Só está saindo «estrupador» porquê? Porque fui violentada?

Claro, mulher, claro! Obviamente que é por causa disso. Isso é grave, o que te aconteceu é grave, é por isso... mas não precisas de ser um Hitler, não precisas de ser um Hitler nem precisas de ser a amante de Salazar, que é a tua fixação. Não é?

Me fizeram mal, entende?

Eu sei. Eu sei. Eu sei que fizeram...

Apesar de... quem me fez mal... está debaixo da terra, já não existe. Quem me fez mal já está debaixo de sete palmos, é assim meu amigo, ele tinha voz de quem tinha tudo na vida...

Que idade tinhas?

Dez anos.

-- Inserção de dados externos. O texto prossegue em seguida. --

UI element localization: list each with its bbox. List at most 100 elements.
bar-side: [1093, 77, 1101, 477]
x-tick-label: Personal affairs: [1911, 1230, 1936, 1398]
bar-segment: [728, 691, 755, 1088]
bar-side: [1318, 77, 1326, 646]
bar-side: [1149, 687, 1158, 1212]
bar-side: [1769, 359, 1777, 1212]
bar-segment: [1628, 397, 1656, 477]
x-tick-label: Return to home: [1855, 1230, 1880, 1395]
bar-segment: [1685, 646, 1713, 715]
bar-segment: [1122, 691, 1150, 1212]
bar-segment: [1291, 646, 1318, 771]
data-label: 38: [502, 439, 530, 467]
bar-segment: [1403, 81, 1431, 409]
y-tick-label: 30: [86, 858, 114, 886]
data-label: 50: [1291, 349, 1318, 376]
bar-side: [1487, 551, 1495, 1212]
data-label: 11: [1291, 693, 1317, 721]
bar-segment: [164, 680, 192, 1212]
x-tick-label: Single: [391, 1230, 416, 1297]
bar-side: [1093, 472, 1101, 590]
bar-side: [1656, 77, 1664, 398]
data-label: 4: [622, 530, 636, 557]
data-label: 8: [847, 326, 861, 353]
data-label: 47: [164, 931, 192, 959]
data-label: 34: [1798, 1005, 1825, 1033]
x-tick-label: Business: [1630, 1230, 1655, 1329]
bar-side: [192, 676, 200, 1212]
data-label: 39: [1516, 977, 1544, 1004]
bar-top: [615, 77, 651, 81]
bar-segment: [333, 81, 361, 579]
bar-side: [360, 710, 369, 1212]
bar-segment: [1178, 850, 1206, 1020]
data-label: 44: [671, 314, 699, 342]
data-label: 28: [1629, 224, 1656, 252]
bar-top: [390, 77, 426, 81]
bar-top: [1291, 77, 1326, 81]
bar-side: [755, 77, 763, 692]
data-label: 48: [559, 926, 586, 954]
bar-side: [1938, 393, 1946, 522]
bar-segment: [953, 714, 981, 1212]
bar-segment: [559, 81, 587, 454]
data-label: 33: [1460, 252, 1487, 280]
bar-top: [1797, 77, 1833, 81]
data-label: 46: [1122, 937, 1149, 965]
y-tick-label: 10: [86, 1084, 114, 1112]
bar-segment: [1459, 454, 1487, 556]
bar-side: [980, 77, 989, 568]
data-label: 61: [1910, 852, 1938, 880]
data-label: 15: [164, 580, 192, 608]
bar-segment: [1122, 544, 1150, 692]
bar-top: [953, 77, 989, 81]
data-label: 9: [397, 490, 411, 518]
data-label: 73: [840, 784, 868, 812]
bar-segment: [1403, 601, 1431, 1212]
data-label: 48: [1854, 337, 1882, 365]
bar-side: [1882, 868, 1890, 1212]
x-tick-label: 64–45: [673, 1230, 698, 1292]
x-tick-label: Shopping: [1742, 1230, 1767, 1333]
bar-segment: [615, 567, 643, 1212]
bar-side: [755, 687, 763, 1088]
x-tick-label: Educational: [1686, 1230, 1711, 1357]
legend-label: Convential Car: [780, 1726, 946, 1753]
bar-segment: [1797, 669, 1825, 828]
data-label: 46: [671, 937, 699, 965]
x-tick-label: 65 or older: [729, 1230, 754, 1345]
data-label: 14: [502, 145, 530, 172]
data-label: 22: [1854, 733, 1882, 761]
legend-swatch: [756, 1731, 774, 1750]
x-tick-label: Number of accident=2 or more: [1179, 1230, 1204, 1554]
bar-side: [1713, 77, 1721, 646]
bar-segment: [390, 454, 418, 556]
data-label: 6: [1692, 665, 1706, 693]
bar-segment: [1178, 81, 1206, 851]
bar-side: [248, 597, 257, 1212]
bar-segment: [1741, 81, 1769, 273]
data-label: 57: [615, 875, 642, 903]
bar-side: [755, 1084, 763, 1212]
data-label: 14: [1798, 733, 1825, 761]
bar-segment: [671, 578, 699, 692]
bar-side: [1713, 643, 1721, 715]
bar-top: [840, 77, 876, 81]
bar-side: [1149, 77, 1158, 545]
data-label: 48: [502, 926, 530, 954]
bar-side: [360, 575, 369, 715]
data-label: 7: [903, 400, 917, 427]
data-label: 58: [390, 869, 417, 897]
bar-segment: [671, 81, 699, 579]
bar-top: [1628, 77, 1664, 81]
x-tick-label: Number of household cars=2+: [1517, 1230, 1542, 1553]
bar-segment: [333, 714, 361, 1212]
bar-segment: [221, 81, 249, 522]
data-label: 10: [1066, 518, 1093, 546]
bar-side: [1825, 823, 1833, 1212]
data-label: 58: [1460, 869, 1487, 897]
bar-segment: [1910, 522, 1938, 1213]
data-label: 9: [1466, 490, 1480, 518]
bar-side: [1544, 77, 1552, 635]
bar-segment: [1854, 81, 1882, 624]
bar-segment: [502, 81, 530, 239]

É pau para toda a obra. A gente saía galopando a cavalo, eu quase na cabeça do cavalo... eu sei que tu és uma pessoa não-religiosa, mas por eu falar de Deus não vai te afligir, pois não? Minha casa é fria, estou tremendo de frio.

Pois estás, chega aqui que eu aqueço.

Ru...

Diz, querida?

Obrigada por estares do meu lado.

Eu compreendo, eu percebo-te, não penses que não.

Aleluia, feijão no prato e farinha na cuia.

 Ela não pode cantar mais, a Sheila tem uma doença rara em que cantar, mesmo falar lhe faz «arder» a garganta.